Voronoi diagrams are geometric patterns used to divide space into regions. Each region contains a given central point. For example, when dividing a town into school districts (regions), a Voronoi diagram guarantees that all students living within a district are closer to that district’s school (central point) than to any other school. “Voronoi diagrams have been used for centuries in a variety of applications ranging from city planning to network design,” Navlakha says.

Voronoi-like patterns are common in nature—giraffe stripes, for example. However, the keyword there is “like.” The difference between textbook Voronoi patterns and what we see in nature is that the latter usually lacks visible “schools.” Now, Navlakha and former graduate student Cici Zheng have found an exception in Pilea peperomioides, the Chinese money plant.

Chinese money plants are perennials native to China’s Yunnan and Sichuan provinces. You may have received one as a housewarming gift from great-aunt Rosemary. Its round, flat leaves feature prominent pores called hydathodes, surrounded by looping reticulate veins that transport water and nutrients to and from the leaf. By mapping Chinese money plants’ pores and veins, Navlakha and Zheng discovered a naturally occurring Voronoi pattern.

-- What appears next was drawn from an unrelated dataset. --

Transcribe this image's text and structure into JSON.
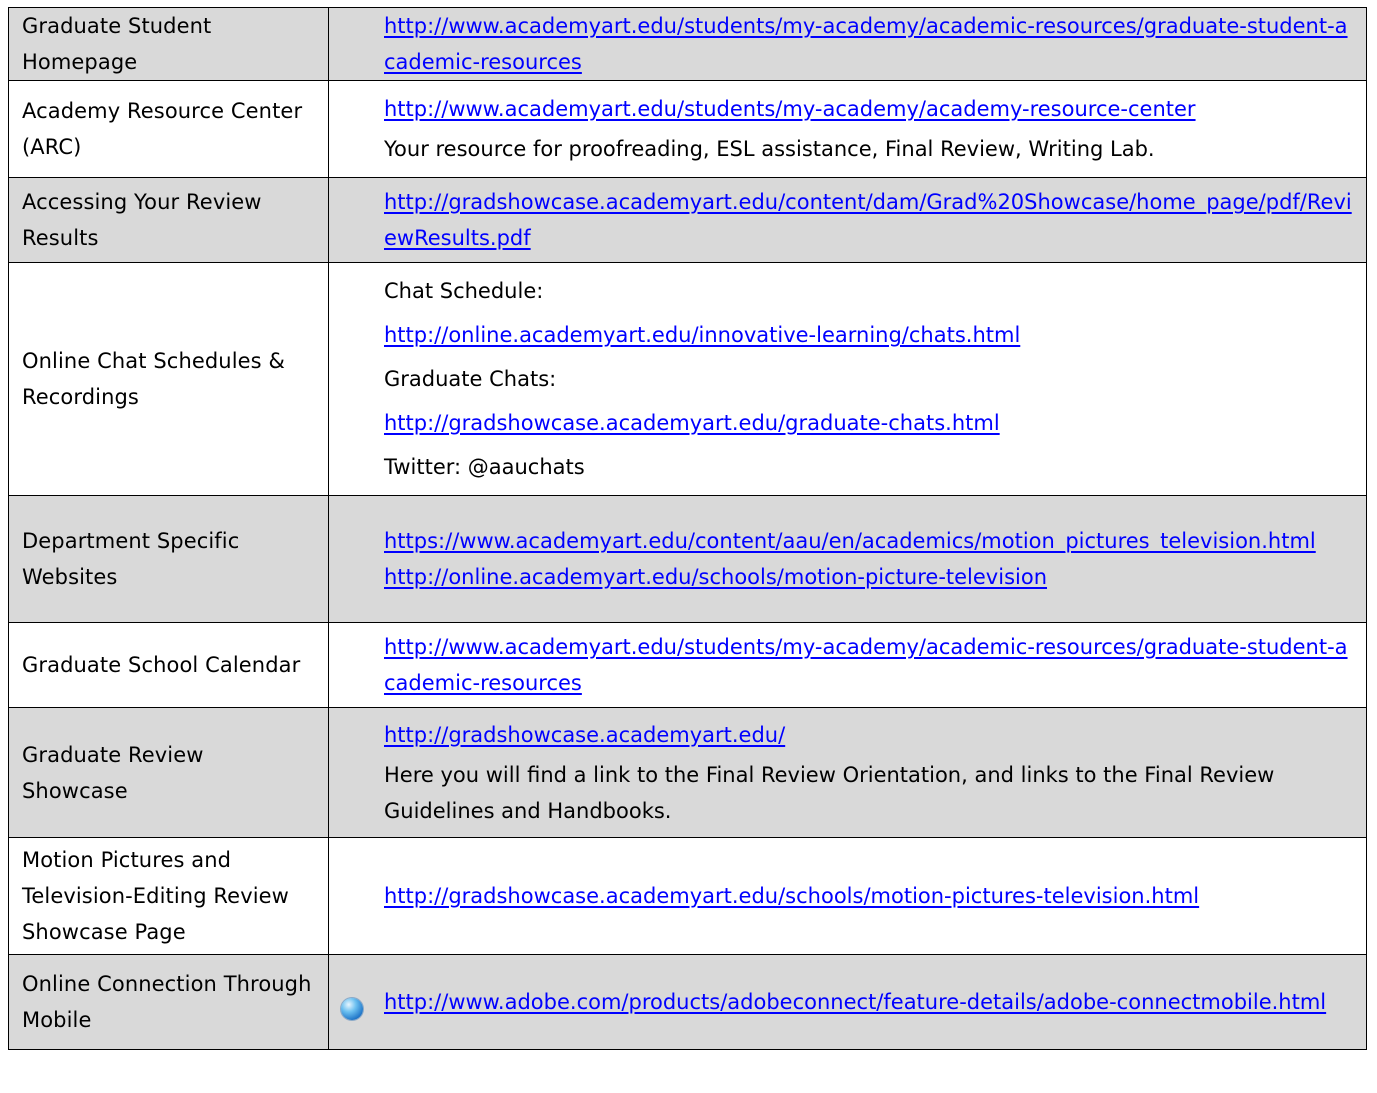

The team then turned to world-renowned scientist Przemysław Prusinkiewicz, who has studied vein patterning for decades. Together, they worked out the “natural algorithm” used to form looping veins around central pores in Chinese money plants’ leaves.

“Just as humans have to solve problems to survive, the same goes for other organisms,” says Zheng, now a postdoc at the Allen Institute. “But unlike humans, plants cannot explicitly measure distances! Instead, they rely on local biological interactions to achieve the same Voronoi solution.”

“We think of these algorithms in nature as an explanation for how organisms will behave and as a way to try to make sense of the world,” Navlakha says. “This example is a nice merger of classical geometry, modern plant biology, and computer science.”

“It’s remarkable how mathematical yet another aspect of plant form and patterning turns out to be,” Prusinkiewicz adds. “For decades, the question of how reticulate veins form has remained open, and finally we have a plausible answer” in Chinese money plants’ Voronoi patterns.

Navlakha and Zheng hope exploring this phenomenon can help tell us how plants work out complex problems in nature. Understanding that may provide a new framework for making sense of the math underlying evolution, development, and life itself.